Suç duyurusunda şüphelilerin, Cumhuriyet gazetesinin binlerce nüshadan oluşan, 1924’ten bugüne muhafaza edilen arşivini, NFT’leştirme faaliyetine giriştiği, nitelikli dolandırıcılık suçu işleme kararının icrası kapsamında, birden fazla kişi tarafından fikir ve eylem birliği içinde birlikte suç işlenmesi konusunda anlaştıkları belirtildi.

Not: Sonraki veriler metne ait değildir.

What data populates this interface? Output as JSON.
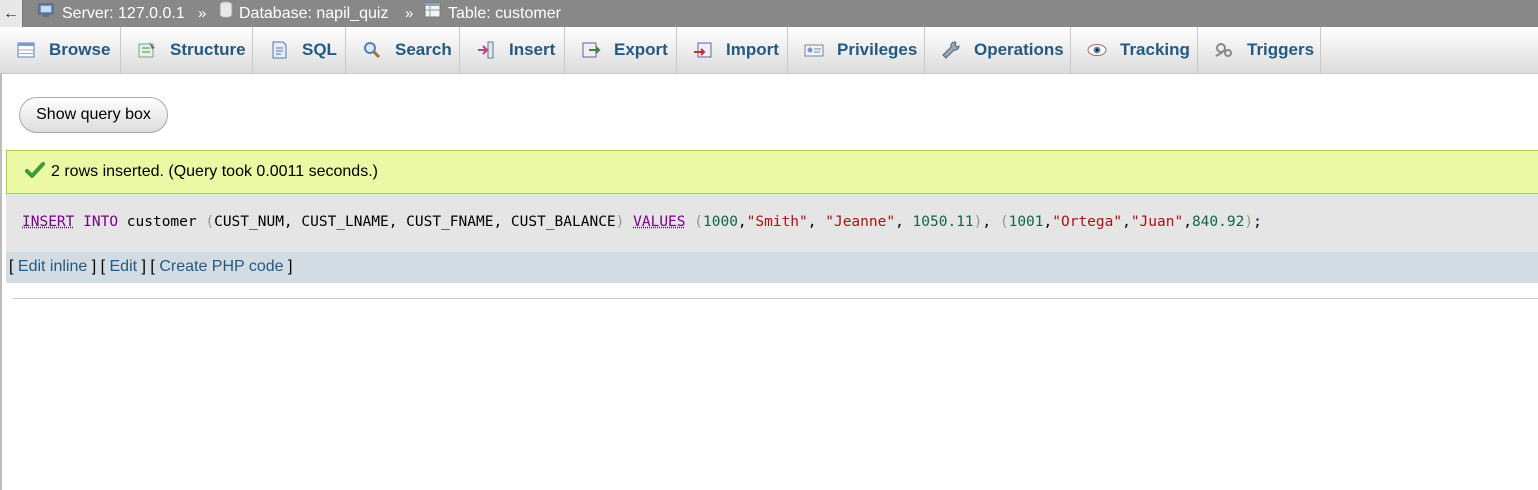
{
  "breadcrumb": {
    "back": "←",
    "server": "Server: 127.0.0.1",
    "database": "Database: napil_quiz",
    "table": "Table: customer",
    "separator": "»"
  },
  "tabs": [
    {
      "label": "Browse",
      "icon": "browse-icon"
    },
    {
      "label": "Structure",
      "icon": "structure-icon"
    },
    {
      "label": "SQL",
      "icon": "sql-icon"
    },
    {
      "label": "Search",
      "icon": "search-icon"
    },
    {
      "label": "Insert",
      "icon": "insert-icon"
    },
    {
      "label": "Export",
      "icon": "export-icon"
    },
    {
      "label": "Import",
      "icon": "import-icon"
    },
    {
      "label": "Privileges",
      "icon": "privileges-icon"
    },
    {
      "label": "Operations",
      "icon": "operations-icon"
    },
    {
      "label": "Tracking",
      "icon": "tracking-icon"
    },
    {
      "label": "Triggers",
      "icon": "triggers-icon"
    }
  ],
  "query_box_button": "Show query box",
  "success_message": "2 rows inserted. (Query took 0.0011 seconds.)",
  "sql": {
    "insert": "INSERT",
    "into": "INTO",
    "table": "customer",
    "open": "(",
    "columns": "CUST_NUM, CUST_LNAME, CUST_FNAME, CUST_BALANCE",
    "close": ")",
    "values": "VALUES",
    "row1": {
      "num": "1000",
      "lname": "\"Smith\"",
      "fname": "\"Jeanne\"",
      "bal": "1050.11"
    },
    "row2": {
      "num": "1001",
      "lname": "\"Ortega\"",
      "fname": "\"Juan\"",
      "bal": "840.92"
    }
  },
  "actions": {
    "edit_inline": "Edit inline",
    "edit": "Edit",
    "create_php": "Create PHP code"
  },
  "colors": {
    "link": "#235a81",
    "success_bg": "#ebf8a4",
    "keyword": "#770088",
    "string": "#aa1111",
    "number": "#116644"
  }
}
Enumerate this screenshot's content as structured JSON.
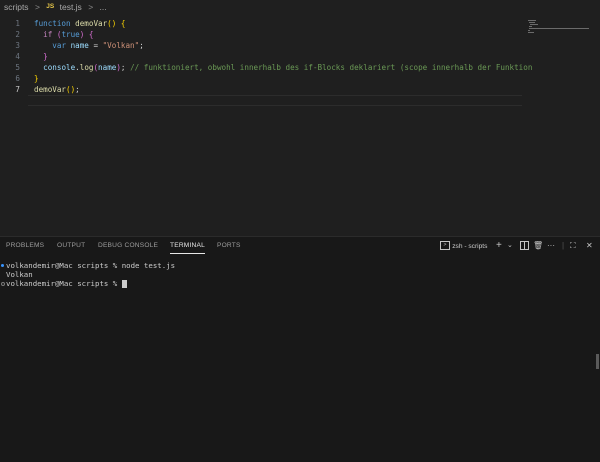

İddiaları yalanlayan Arif Kızılyalın şunları söyledi:
“Cumhuriyet Vakfı Yönetim Kurulu ve gazeteyi çıkaran çıkartan şirketin böyle bir kararı yoktur, bilakis gazete yönetimi geçen hafta yaptığı toplantıda konuyla ilgili şahsıma ve adı geçen diğer yöneticiye güvenoyu vermiştir. Söz konusu bireysel suç duyurusunun karşılığı olmadığı yayın danışmanlığı ve yazarlık görevimin sürmesi ile de ortadadır.
Görevimin başındayım, Cumhuriyet’i yıpratıp güç dengelerini değiştirmek isteyenlerin münferit girişimleridir. Gereken hukuki süreçte gazete avukatları üzerinden söz konusu şahıslara karşı yapılacaktır. 2022 Mart ayının yayın yönetmeni olarak da böyle bir anlaşma yapma konusunda imza yetkimin olmadığı bu iddiayı çürüten en önemli anektottur.”